Our latest call for photos was inspired by the picture at right,
taken by Streetsblog New York’s own Ben Fried. It’s an all too
familiar scene — transit riders crammed together, waiting for a bus
(or train) that doesn’t come when it’s supposed to (if you
missed the story that went with the picture, it’s here).

Crowding
is just one indignity transit users have to face. Others include
inadequate bus shelters, nonexistent or vandalized seating, blocked
entrances — you know the stuff.

Send us your pictures of
crummy transit service and infrastructure where you live and we’ll put
together a new slide show. You can e-mail JPEGs to me at sarah [at]
streetsblog [dot] org, or tag them with "streetsblog" and "transitfail"
in Flickr. Get your submissions in by next Thursday morning.

Our past slide shows have been on bike traffic, space hogs and work bikes. Check them out if you haven’t already.

  • Emily Litella

    Great idea to photo document transit fould ups. Here’s a challenge for the more tech savy among us. We need to shine a light on a chronically troubled area of transit operations, schedule adherence. Many of us have digital cameras that record time-lapse motion pictures. If your window faces a transit stop or route, why not record an entire day or week’s worth of bus movements on your street. Set your your camera to record frequently enough to not miss a vehicle passing through your observation point without stopping, yet slow enough that review of the recording can be done in a few minutes. This gets interesting at places where traffic on an entire route is light, where there are few external reasons for the bus to be more than a couple of minutes late. We need to document occurences of bunching on Sunday mornings and Tuesday nights for example. We can challenge transit operator on-time performance statistics, not to be a pain in the neck but to build a case for more secure funding sources, and more transit friendly street management policies.

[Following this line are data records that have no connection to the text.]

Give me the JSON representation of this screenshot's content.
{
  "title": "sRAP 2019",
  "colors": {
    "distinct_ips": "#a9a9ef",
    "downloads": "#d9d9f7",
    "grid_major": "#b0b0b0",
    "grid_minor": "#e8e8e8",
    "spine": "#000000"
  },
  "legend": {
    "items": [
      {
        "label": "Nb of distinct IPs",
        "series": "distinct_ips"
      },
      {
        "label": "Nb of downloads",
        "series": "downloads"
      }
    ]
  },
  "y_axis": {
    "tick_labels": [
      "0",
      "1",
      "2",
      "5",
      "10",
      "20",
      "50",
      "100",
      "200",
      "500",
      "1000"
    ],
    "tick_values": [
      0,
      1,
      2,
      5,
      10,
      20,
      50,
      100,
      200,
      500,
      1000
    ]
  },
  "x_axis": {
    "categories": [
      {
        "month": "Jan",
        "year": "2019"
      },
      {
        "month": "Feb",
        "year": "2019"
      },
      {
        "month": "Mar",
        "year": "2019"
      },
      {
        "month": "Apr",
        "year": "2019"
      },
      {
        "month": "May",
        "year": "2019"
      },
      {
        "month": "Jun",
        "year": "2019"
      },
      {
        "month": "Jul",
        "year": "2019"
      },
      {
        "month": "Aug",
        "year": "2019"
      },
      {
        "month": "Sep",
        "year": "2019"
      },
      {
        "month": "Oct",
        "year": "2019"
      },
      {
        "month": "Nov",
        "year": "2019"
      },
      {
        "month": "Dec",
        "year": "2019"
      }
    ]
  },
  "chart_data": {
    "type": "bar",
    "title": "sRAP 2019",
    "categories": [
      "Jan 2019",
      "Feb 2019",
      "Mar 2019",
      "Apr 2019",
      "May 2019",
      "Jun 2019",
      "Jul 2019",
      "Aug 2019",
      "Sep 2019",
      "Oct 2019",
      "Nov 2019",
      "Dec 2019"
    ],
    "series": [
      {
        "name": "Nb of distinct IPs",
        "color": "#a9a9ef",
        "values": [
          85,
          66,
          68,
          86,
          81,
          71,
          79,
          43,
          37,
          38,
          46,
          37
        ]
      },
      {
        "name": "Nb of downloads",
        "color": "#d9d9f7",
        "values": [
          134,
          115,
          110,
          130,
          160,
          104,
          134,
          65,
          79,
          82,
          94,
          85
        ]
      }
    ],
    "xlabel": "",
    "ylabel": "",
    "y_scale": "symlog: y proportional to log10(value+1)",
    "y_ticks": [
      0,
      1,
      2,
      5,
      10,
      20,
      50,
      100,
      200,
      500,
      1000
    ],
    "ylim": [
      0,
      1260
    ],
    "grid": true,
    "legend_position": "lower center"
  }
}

    And maybe your time lapse movies can help the MTA in supervising schedule adherence in far flung segments during the off-peak. There’s usually a reason you waited 30 minutes for a bus on a 10 minute scheduled headway (most off-peak schedules are clearly posted at MTA.INFO. Reliable bus service, however infrequent, is the best defense against households deciding to purchase that second automobile.

  • This video
    shows the causes and effects of illegal placard parking and bunching on the M96 route.

  • Glenn

    OMG about halfway through BO’s video, I wanted to just break through the door and start walking…

  • Ian Turner

    Emily, AFAIK the MTA already collects their own timeliness statistics, which are available on a detailed per-route basis.

    Cheers,

    –Ian

  • Jym

    =v= Contact Muni. Maybe they have photos or even footage of the grand opening of their Embarcadero Muni Metro service, where an SUV-driver figured the spankin’ new streetcar tracks was actually a spankin’ new parking spot.

    (Of course, he didn’t receive a ticket. Why should those tracks be like any other tracks in the city?)